The weight mappings handle:

Language model hybrid layers (GDN + standard attention)
MoE layers with routed and shared experts
Vision model weights (same as Qwen3-VL: deepstack, merger, patch embed)
QK layernorm, zero-centered RMSNorm for GDN output norm
mRoPE position embeddings

Architecture: 15 × (3 × (GDN → MoE) + 1 × (Attention → MoE)) = 60 layers

.. rubric:: Example

from megatron.bridge import AutoBridge bridge = AutoBridge.from_hf_pretrained(“Qwen/Qwen3.5-397B-A17B”) provider = bridge.to_megatron_provider()

provider_bridge( hf_pretrained: megatron.bridge.models.hf_pretrained.causal_lm.PreTrainedCausalLM, ) → megatron.bridge.models.qwen_vl.qwen35_vl_provider.Qwen35VLMoEModelProvider#

Create a Qwen35VLMoEModelProvider from a HuggingFace pretrained model.

Extracts both language model and vision model configurations from the HuggingFace config and maps them to Megatron provider parameters.

Parameters:: hf_pretrained – HuggingFace pretrained VLM model
Returns:: Qwen35VLMoEModelProvider configured with the HF model’s parameters

mapping_registry() → megatron.bridge.models.conversion.mapping_registry.MegatronMappingRegistry#

Return MegatronMappingRegistry containing parameter mappings for Qwen3.5 VL.

Combines:

Language model mappings (Qwen3-Next hybrid architecture with VL prefixes):
- Standard attention: QKV, output projection, QK layernorm
- Linear attention (GDN): in_proj, out_proj, conv1d, A_log, dt_bias, out_norm
- MoE: router, routed expert MLPs, shared expert MLPs, shared expert gate
- Embeddings, output layer, final layernorm
Vision model mappings (Qwen3-VL style):
- Vision transformer blocks: attention, MLP, layer norms
- Deepstack visual mergers
- Patch embedding and position embedding
- Final merger (patch_norm, linear_fc1, linear_fc2)

Naming Convention:

Megatron language model params are prefixed with “language_model.”
HF language model params are prefixed with “model.language_model.”
Megatron vision model params are prefixed with “vision_model.”
HF vision model params are prefixed with “model.visual.”

Returns:: MegatronMappingRegistry with all parameter mappings

class bridge.models.qwen_vl.qwen35_vl_bridge.Qwen35VLBridge#

Bases: megatron.bridge.models.conversion.model_bridge.MegatronModelBridge

Megatron Bridge for Qwen3.5 Dense Vision-Language Model.

This bridge handles the conversion between HuggingFace Qwen3.5 dense VL model and Megatron-Core Qwen3VLModel formats.
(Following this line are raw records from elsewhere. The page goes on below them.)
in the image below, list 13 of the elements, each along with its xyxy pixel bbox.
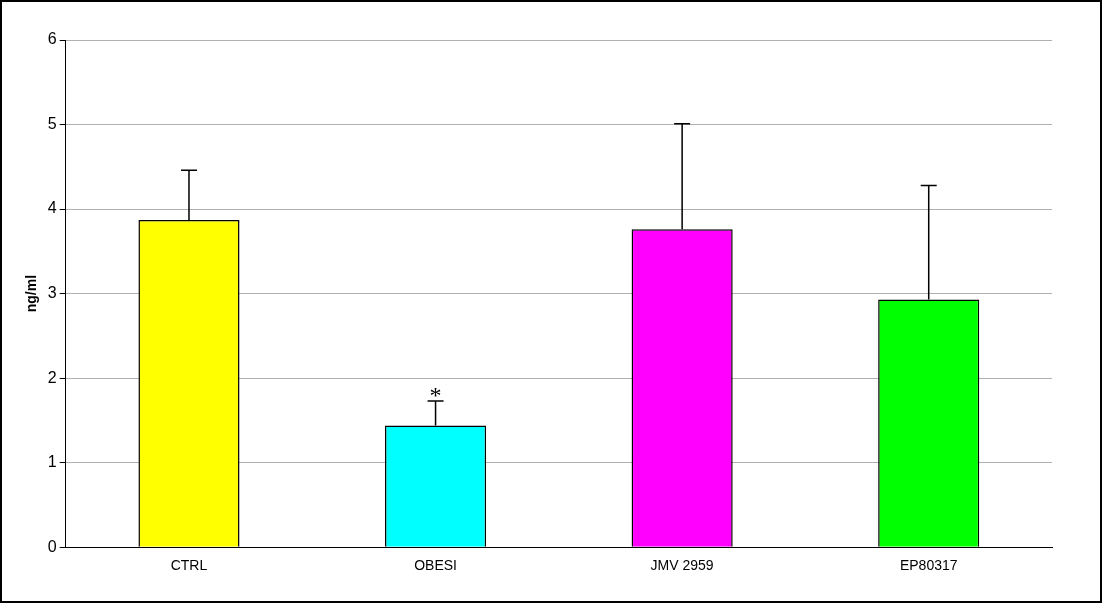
- y-tick-label: 4: [47, 199, 57, 217]
- y-tick-label: 0: [47, 537, 57, 555]
- x-tick-label: CTRL: [170, 557, 208, 574]
- x-tick-label: JMV 2959: [650, 557, 714, 574]
- y-tick-label: 2: [47, 368, 57, 386]
- y-tick-label: 5: [47, 114, 57, 132]
- y-tick-label: 6: [47, 30, 57, 48]
- x-tick-label: OBESI: [414, 557, 457, 574]
- y-tick-label: 3: [47, 284, 57, 302]
- annotation: *: [429, 382, 442, 409]
- y-tick-label: 1: [47, 453, 57, 471]
- x-tick-label: EP80317: [899, 557, 958, 574]
- y-axis-title: ng/ml: [23, 274, 40, 313]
Unlike the MoE variant, this model uses a standard dense MLP (gate_proj + up_proj → linear_fc1, down_proj → linear_fc2).

The weight mappings handle:

Language model hybrid layers (GDN + standard attention)
Dense MLP with gated SiLU activation (fused pre-MLP layernorm)
Vision model weights (no deepstack mergers)
QK layernorm, zero-centered RMSNorm for GDN output norm
mRoPE position embeddings

Architecture (27B): 16 × (3 × GDN + 1 × Attention) = 64 layers

.. rubric:: Example

from megatron.bridge import AutoBridge bridge = AutoBridge.from_hf_pretrained(“Qwen/Qwen3.5-27B”) provider = bridge.to_megatron_provider()

mimo_source_prefixes#: None

provider_bridge( hf_pretrained: megatron.bridge.models.hf_pretrained.causal_lm.PreTrainedCausalLM, ) → megatron.bridge.models.qwen_vl.qwen35_vl_provider.Qwen35VLModelProvider#: Create a Qwen35VLModelProvider from a HuggingFace pretrained model.